The incidence of LABD is estimated at approximately one case per one million person-years. The clinical onset of LABD is highly heterogeneous and exhibits considerable polymorphism. Characteristic manifestations include polycyclic arrangements of bullae with central crusting, commonly referred to as a “cluster of jewels” or “string of pearls,” which are particularly prominent in spontaneous childhood forms [5,6]. Nevertheless, the clinical phenotype may be markedly variable, and rare presentations resembling toxic epidermal necrolysis (TEN) have also been documented [7,8].
Vancomycin has been consistently reported as the most frequent causative agent, and several other antibiotics, non-steroidal anti-inflammatory drugs (NSAIDs), and antihypertensive agents have been implicated.

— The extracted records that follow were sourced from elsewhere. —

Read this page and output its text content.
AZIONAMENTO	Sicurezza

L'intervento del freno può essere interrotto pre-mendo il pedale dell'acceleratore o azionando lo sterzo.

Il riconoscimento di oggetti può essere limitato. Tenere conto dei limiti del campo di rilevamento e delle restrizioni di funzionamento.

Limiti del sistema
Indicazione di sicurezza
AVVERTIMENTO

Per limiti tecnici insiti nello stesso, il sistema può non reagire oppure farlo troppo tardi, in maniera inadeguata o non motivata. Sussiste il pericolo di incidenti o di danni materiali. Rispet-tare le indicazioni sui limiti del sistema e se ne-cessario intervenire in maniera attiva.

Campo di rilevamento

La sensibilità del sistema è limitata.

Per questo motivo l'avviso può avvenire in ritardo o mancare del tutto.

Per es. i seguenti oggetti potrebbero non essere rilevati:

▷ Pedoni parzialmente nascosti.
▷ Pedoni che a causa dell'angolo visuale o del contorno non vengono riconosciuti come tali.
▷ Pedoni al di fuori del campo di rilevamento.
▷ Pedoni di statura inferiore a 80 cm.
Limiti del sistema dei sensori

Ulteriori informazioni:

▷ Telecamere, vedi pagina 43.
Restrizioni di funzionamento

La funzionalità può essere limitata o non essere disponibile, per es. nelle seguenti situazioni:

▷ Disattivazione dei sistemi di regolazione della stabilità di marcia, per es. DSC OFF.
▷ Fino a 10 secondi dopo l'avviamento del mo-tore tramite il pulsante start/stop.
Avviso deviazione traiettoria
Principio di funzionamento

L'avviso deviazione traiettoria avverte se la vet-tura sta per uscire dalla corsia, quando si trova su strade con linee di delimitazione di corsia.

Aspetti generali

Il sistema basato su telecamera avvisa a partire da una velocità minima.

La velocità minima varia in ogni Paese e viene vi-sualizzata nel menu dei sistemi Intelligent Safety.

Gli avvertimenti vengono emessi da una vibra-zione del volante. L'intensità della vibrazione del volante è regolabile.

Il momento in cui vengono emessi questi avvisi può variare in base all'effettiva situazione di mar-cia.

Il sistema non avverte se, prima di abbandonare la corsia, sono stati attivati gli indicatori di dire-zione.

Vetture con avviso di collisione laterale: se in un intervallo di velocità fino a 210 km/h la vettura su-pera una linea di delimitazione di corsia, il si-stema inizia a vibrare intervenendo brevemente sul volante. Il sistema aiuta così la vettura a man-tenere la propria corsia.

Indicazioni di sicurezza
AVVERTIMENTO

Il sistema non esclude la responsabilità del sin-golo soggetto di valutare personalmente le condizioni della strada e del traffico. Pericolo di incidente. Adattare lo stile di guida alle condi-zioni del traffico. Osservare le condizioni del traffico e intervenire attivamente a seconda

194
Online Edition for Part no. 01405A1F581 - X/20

However, there is limited published evidence documenting LABD triggered specifically by meloxicam (an NSAID) and candesartan (an angiotensin II receptor blocker (ARB)), particularly in elderly patients [9,10]. The co-administration of these drugs as a potential trigger for LABD has not been systematically reported, leaving a gap in understanding the spectrum of drug-induced LABD and its risk factors in older adults.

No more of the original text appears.